Even in these polarized, violent times, there’s an opening for change now that Smith hopes her play can help pry wider. Activism for racial equality is responding to devastating events by working to accelerate the bend of America’s arc of history toward justice. As Democrats and Republicans alike agree that mass incarceration has to be scaled back, schools and local legislatures are beginning to inch away from “zero tolerance.” Massachusetts has helped lead the way with Chapter 222, the law that restricts the use of school suspension and requires schools to provide alternative learning programs for students in trouble. President Obama himself acknowledged, in his speech in Baltimore after the uproar over Freddie Gray’s death, how tightly the strands of poverty, violence, inadequate schooling, unemployment, and adversarial policing are woven together. More than in her previous plays, with Notes from the Field Smith wants, she has said, to “build a model for art to be in direct connection to advocacy.”

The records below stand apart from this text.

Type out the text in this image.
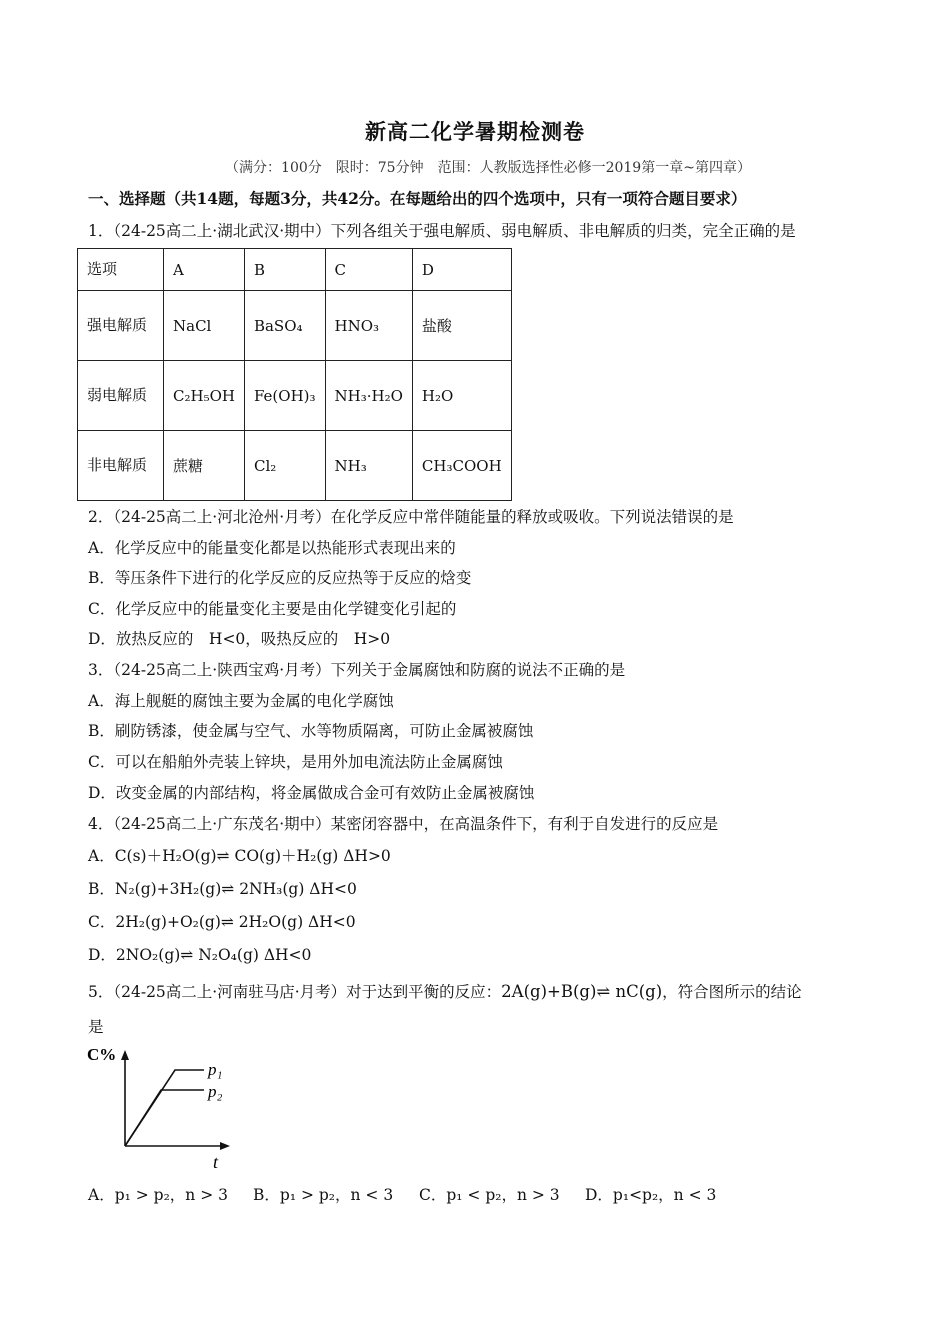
新高二化学暑期检测卷
（满分：100分　限时：75分钟　范围：人教版选择性必修一2019第一章~第四章）
一、选择题（共14题，每题3分，共42分。在每题给出的四个选项中，只有一项符合题目要求）
1．（24-25高二上·湖北武汉·期中）下列各组关于强电解质、弱电解质、非电解质的归类，完全正确的是
选项	A	B	C	D
强电解质	NaCl	BaSO₄	HNO₃	盐酸
弱电解质	C₂H₅OH	Fe(OH)₃	NH₃·H₂O	H₂O
非电解质	蔗糖	Cl₂	NH₃	CH₃COOH
2．（24-25高二上·河北沧州·月考）在化学反应中常伴随能量的释放或吸收。下列说法错误的是
A．化学反应中的能量变化都是以热能形式表现出来的
B．等压条件下进行的化学反应的反应热等于反应的焓变
C．化学反应中的能量变化主要是由化学键变化引起的
D．放热反应的　H<0，吸热反应的　H>0
3．（24-25高二上·陕西宝鸡·月考）下列关于金属腐蚀和防腐的说法不正确的是
A．海上舰艇的腐蚀主要为金属的电化学腐蚀
B．刷防锈漆，使金属与空气、水等物质隔离，可防止金属被腐蚀
C．可以在船舶外壳装上锌块，是用外加电流法防止金属腐蚀
D．改变金属的内部结构，将金属做成合金可有效防止金属被腐蚀
4．（24-25高二上·广东茂名·期中）某密闭容器中，在高温条件下，有利于自发进行的反应是
A．C(s)＋H₂O(g)⇌ CO(g)＋H₂(g) ΔH>0
B．N₂(g)+3H₂(g)⇌ 2NH₃(g) ΔH<0
C．2H₂(g)+O₂(g)⇌ 2H₂O(g) ΔH<0
D．2NO₂(g)⇌ N₂O₄(g) ΔH<0
5．（24-25高二上·河南驻马店·月考）对于达到平衡的反应：2A(g)+B(g)⇌ nC(g)，符合图所示的结论
是
C%
p₁
p₂
t
A．p₁ > p₂，n > 3 B．p₁ > p₂，n < 3 C．p₁ < p₂，n > 3 D．p₁<p₂，n < 3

It’s an intricate model. Smith is not talking about agit-prop or hectoring audiences with her own answers. On the contrary, she regards theater as a place of radical hospitality that can convene a public and raise the most tangled questions. But how, then, do theater- goers think about and perhaps take action in response to those questions? For all her virtuosity, Smith doesn’t count her work a success if the only thing spectators say to each after the play is, “Wow. That was powerful. So, where should we go for drinks?” She has long been consumed by an inquiry into what might happen after the houselights come up. She ran its first laboratory here at Harvard from 1998 to 2000, the Institute on the Arts and Civic Dialogue. Smith recruited a “core audience” of local residents committed to attending all the offerings in a summer season of works curated by Smith and developed at the Institute, and to participating in a variety of conversations spurred by them.

Now, for Notes from the Field, Smith is conducting an even more ambitious experiment: You, the audience, are cast as the actors in Act II. While theater can’t do the work of organizing, it has a unique power to reveal issues in their layered complexity, stir up surprising empathies, spark the moral imagination, and move us to examine our positions in relation to the problems presented—perhaps leading to further engagement and action beyond the theater’s walls. At a time when there are too many reasons to feel what the Italian political theorist Antoni Gramsci famously called “pessimism of the intellect,” we hope that Notes from the Field: Doing Time in Education— and the conversations it provokes—can fill our reservoirs with “optimism of the will.”

 

The dramaturg for Notes from the Field: Doing Time in Education, Alisa Solomon teaches at the Columbia University Graduate School of Journalism, where she directs the MA concentration in Arts & Culture. A longtime theater critic and political journalist, she has written for The Nation, The New York Times, Howlround.com, The Forward, American Theatre, among other publications, and The Village Voice, where she was a staff writer for two decades. Her books include Re-Dressing the Canon: Essays on Theater and Gender, and most recently, Wonder of Wonders: A Cultural History of Fiddler on the Roof. Alisa holds a doctorate in Dramaturgy and Dramatic Criticism from Yale and loves to be in a rehearsal room when she can carve out the time. She served as dramaturg on Anna Deavere Smith’s Let Me Down Easy and is thrilled to be working on the Pipeline Project.